In a similar vein, we later find the Torah explaining why a victim of rape is innocent of blame. "But unto the damsel thou shalt do nothing; there is in the damsel no sin worthy of death; for as when a man rises against his neighbor, and slays him, even so is this matter." (Deut. 22.26) Already in Talmudic times, the sages wondered what need was there to to say that a victim of rape is as blameless as a victim of murder. Surely, that was and should be obvious! (Cf.
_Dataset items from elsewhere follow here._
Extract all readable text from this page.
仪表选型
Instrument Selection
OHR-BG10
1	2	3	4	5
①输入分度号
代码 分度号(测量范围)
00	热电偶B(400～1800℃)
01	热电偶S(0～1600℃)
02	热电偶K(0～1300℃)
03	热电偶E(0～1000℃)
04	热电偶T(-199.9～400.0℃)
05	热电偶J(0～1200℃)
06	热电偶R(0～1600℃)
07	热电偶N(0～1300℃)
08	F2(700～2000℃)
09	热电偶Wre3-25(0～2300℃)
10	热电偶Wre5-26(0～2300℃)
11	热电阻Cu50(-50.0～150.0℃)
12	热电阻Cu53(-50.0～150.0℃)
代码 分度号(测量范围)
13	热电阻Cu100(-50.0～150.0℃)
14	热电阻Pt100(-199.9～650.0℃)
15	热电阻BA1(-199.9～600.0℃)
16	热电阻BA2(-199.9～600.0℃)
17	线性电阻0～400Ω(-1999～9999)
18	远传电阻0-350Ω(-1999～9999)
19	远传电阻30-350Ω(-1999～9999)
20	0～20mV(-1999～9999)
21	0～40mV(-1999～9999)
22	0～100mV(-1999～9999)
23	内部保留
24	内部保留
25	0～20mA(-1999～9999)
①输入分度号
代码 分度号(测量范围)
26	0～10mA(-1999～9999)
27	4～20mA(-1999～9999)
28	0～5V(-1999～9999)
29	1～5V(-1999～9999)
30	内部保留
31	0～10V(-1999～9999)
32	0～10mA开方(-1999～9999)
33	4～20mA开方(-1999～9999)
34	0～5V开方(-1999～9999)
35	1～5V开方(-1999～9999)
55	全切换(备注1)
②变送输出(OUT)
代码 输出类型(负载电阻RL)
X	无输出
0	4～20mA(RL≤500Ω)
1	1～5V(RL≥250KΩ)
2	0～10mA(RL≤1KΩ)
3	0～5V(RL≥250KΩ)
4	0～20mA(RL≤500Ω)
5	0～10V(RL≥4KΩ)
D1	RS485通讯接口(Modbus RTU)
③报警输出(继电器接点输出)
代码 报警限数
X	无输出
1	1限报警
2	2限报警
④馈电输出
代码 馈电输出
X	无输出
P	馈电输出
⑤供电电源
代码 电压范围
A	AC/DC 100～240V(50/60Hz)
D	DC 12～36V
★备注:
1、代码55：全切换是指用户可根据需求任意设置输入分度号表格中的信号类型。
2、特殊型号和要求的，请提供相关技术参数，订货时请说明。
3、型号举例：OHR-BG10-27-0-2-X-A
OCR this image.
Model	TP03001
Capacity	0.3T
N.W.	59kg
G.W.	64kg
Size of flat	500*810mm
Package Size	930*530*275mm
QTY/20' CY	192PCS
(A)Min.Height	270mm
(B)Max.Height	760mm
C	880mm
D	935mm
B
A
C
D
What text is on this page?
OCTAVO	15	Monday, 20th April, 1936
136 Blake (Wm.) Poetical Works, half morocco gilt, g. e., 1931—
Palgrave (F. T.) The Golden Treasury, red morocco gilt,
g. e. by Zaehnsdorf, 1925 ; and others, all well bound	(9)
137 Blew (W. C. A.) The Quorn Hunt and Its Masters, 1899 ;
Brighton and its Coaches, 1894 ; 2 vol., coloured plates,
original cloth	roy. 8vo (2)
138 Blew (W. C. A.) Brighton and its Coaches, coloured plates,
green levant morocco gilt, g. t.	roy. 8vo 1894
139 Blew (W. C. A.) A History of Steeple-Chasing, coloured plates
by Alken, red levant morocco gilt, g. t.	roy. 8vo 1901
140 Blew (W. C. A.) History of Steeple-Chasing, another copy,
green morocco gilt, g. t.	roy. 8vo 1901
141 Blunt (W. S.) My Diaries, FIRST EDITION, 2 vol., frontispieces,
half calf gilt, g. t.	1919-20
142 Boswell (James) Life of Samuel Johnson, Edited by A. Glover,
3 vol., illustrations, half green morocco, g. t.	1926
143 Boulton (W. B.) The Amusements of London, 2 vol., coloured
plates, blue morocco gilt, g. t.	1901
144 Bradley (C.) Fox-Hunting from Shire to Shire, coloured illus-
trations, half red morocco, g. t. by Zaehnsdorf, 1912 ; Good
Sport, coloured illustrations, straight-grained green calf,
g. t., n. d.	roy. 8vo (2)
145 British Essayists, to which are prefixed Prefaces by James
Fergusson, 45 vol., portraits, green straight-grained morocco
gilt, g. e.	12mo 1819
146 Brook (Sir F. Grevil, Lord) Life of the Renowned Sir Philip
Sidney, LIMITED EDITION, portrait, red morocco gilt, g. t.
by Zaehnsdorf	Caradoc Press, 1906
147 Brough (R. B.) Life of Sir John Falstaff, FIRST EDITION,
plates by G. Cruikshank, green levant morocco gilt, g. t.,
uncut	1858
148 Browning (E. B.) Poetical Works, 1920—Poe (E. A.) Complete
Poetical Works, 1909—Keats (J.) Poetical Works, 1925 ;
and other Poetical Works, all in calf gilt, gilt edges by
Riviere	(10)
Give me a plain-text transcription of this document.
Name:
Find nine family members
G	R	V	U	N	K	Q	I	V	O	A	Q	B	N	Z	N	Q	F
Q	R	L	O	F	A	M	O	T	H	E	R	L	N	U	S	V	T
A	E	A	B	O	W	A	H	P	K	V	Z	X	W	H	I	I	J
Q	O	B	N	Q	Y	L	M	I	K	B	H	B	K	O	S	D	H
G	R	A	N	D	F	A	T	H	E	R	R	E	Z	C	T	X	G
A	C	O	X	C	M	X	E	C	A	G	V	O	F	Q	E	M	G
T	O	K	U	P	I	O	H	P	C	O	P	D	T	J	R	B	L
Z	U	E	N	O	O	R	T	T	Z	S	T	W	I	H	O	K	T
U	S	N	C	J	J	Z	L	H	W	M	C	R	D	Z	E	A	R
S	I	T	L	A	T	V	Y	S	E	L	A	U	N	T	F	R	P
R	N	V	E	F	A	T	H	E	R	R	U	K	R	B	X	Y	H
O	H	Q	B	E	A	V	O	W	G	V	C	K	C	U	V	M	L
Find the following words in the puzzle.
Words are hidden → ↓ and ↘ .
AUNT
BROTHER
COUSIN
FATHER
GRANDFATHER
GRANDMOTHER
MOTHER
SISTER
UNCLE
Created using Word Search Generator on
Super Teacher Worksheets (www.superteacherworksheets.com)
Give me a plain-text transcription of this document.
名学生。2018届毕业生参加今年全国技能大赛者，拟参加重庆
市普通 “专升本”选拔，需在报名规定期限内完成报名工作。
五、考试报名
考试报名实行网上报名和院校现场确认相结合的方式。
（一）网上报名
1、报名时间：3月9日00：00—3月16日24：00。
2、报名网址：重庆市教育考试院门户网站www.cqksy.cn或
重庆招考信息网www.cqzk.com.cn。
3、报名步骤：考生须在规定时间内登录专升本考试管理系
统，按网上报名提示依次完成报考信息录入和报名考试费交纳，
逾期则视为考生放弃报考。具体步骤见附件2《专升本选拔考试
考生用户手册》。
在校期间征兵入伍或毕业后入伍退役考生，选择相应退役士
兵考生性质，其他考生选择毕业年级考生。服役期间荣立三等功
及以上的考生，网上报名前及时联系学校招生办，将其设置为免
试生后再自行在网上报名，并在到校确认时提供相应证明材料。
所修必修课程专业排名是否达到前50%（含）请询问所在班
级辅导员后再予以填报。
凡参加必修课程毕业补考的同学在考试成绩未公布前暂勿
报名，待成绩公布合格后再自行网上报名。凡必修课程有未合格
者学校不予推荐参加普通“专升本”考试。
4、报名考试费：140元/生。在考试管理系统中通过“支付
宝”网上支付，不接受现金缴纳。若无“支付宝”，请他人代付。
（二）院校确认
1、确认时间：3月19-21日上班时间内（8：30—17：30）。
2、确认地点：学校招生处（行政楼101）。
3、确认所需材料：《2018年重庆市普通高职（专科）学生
Sanhedrin 74a) However, if one considers the mores of 9th century BCE Sparta, the common practices of war three millenia ago, or even the "honor killings" that we hear of today, the concept of a "blameless rape victim" requires education, for it was not obvious to men of that time and the point is still too often missed by many a man today.

To return to the plight of the captive woman and her stiff-hearted captor.... Though repugnant to us, there is an enduring lesson in psychology that is contained in the process by which the captor is finally led to empathize with his captive. Anyone who has fought heatedly with a friend or a loved one knows how easy it is to forget the damage of hurtful words. Ill remarks and thoughtless insults are flung unabated until one sees in the eyes of the other the sting of hurt or tears of pain. 

It is an unfortunate flaw of human nature that we are often blind to the pain we cause until we see some outer sign of damage and humiliation. It should not be so. Better if long before the senseless quip is loosed on kin or fellow, we ask ourselves how it would feel if the arrow were shot in one's direction.